US Starts Permitting Process for 2.6+ GW Offshore Wind Farm in Virginia
The US Bureau of Ocean Energy Management (BOEM) is starting another in a series of environmental reviews the authority commenced over the past few months. This time, it is for a wind farm in federal waters off Virginia which could add more than 2.6 GW of offshore wind capacity to the US.
BOEM will issue a Notice of Intent (NOI) to Prepare an Environmental Impact Statement (EIS) for Dominion Energy’s Coastal Virginia Offshore Wind project today (2 July), which will open a 30-day public comment period.
Public input will help BOEM determine the important resources and issues, potential impacts to the environment, reasonable alternatives, and mitigation measures to be analysed in the EIS.
The large scale Coastal Virginia Offshore Wind commercial project (CVOW-C), which already has its 12 MW pilot predecessor up and running off Virginia, proposes the construction and operation of up to 205 turbines capable of generating up to 3,000 MW of electricity, according to BOEM’s press release from 1 July.
The project proposal also includes three offshore substations with one possible cable landfall location in Virginia Beach.
During development and construction, the CVOW-C project would generate an average of approximately 900 jobs from 2020-2026, with a peak of approximately 1,500 jobs in 2024 and 2025. During operations and maintenance, the offshore wind farm would support about 1,100 long-term jobs.
Furthermore, if approved, the capacity added by the offshore wind farm would help Virginia reach its legislated goal of securing 5.2 GW of offshore energy by 2034.
Dominion Energy submitted the Construction and Operations Plan (COP) for the large scale wind farm, located approximately 43.5 kilometres offshore Virginia, in December 2020 with a plan to start construction in 2024 and have CVOW-C operational in 2026.
This June, BOEM and the US Army Corps of Engineers (USACE) entered into an agreement in support of planning and reviewing renewable energy projects on the Outer Continental Shelf (OCS).

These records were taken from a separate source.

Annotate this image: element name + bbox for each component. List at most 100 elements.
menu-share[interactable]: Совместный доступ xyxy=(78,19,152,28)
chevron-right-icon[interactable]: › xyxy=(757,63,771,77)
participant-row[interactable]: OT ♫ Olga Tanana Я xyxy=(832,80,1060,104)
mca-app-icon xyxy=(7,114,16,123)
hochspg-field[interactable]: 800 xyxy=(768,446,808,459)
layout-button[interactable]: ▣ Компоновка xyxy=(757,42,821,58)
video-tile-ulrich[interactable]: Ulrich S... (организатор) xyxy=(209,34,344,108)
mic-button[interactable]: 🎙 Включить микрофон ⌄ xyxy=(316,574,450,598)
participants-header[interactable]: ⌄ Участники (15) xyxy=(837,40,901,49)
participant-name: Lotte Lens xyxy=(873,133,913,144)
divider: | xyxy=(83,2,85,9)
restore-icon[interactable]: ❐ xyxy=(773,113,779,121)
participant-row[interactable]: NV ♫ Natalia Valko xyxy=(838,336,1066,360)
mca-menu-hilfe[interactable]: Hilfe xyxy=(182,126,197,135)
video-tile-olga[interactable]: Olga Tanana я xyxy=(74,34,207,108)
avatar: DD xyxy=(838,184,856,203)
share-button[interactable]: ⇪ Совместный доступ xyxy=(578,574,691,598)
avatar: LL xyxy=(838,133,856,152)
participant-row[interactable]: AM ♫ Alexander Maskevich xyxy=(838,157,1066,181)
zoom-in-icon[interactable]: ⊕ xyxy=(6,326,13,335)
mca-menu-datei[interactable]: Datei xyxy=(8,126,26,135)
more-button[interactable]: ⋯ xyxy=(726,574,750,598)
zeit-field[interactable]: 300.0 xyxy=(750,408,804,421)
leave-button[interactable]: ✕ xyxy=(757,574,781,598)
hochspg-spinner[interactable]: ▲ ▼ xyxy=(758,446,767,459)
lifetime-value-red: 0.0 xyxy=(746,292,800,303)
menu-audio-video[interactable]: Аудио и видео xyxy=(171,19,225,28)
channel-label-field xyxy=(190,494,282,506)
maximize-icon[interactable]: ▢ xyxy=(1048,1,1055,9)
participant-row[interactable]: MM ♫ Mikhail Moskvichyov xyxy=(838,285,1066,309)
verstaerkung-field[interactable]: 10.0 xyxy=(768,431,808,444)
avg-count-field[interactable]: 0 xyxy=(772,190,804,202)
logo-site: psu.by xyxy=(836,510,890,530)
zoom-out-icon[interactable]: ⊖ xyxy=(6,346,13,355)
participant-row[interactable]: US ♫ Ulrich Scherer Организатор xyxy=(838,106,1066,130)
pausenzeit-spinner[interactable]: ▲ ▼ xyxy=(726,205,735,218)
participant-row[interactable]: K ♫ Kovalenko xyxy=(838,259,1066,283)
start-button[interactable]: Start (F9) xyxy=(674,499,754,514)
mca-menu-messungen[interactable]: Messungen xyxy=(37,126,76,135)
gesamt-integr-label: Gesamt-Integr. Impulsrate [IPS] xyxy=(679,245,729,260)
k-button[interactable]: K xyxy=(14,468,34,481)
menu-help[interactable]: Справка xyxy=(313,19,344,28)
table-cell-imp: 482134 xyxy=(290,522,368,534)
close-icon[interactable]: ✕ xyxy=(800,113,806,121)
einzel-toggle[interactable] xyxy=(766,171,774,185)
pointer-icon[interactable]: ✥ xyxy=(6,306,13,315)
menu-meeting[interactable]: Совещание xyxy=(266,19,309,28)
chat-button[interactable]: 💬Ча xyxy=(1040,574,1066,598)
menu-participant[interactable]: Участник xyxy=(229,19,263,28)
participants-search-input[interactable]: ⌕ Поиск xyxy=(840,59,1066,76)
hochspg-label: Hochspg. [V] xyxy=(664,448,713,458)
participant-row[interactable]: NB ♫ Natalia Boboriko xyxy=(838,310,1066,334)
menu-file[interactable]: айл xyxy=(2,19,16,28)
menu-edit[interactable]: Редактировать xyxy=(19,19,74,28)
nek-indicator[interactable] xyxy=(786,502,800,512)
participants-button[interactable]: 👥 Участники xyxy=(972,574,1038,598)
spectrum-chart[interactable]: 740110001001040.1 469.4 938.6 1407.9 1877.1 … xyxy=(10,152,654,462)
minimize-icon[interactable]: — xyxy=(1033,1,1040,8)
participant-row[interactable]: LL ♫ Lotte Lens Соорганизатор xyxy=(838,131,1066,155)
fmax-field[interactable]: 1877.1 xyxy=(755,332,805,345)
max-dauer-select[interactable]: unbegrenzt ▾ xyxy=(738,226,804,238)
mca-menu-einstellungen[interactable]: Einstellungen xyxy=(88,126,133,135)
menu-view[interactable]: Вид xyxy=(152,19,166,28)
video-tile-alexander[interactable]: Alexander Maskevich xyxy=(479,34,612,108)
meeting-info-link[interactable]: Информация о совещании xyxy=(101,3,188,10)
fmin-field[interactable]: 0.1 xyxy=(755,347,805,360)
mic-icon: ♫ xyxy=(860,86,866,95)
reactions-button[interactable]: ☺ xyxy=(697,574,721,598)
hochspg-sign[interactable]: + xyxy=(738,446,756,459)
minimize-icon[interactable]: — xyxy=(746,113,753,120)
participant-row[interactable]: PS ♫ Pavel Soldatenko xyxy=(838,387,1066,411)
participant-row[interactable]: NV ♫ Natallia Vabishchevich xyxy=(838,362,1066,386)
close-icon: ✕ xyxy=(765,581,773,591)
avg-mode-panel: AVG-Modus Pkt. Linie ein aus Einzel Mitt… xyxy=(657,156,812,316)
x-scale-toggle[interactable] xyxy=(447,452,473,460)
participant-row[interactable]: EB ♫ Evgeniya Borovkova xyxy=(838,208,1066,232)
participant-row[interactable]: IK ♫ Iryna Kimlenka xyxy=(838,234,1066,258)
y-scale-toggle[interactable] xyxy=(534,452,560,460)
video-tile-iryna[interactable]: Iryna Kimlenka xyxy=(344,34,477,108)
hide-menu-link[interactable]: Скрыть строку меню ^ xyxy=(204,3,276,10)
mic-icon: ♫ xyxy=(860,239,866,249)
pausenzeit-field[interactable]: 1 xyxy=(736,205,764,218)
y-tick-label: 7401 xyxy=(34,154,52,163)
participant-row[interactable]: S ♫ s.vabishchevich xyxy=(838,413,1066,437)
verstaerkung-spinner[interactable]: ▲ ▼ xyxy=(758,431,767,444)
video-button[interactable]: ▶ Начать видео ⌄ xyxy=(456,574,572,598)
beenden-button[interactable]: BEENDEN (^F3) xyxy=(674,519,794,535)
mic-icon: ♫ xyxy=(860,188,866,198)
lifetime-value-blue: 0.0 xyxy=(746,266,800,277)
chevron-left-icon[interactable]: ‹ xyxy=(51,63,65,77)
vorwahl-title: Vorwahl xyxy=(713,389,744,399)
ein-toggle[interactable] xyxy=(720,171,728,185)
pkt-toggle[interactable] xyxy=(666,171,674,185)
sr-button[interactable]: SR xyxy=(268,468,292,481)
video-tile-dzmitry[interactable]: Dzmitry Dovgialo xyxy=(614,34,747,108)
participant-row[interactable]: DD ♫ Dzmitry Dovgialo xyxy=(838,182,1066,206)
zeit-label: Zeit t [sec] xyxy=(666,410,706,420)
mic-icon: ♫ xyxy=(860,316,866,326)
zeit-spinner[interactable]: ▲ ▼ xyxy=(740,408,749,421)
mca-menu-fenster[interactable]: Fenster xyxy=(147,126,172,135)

The agreement allows USACE to provide BOEM additional scientific and technical resources needed to evaluate offshore wind projects on the OCS.
While the scope of the agreement covers all renewable energy activities in the Atlantic, the initial focus will be on the USACE supporting the review of the Coastal Virginia Offshore Wind Commercial project, as well as the Kitty Hawk project offshore North Carolina.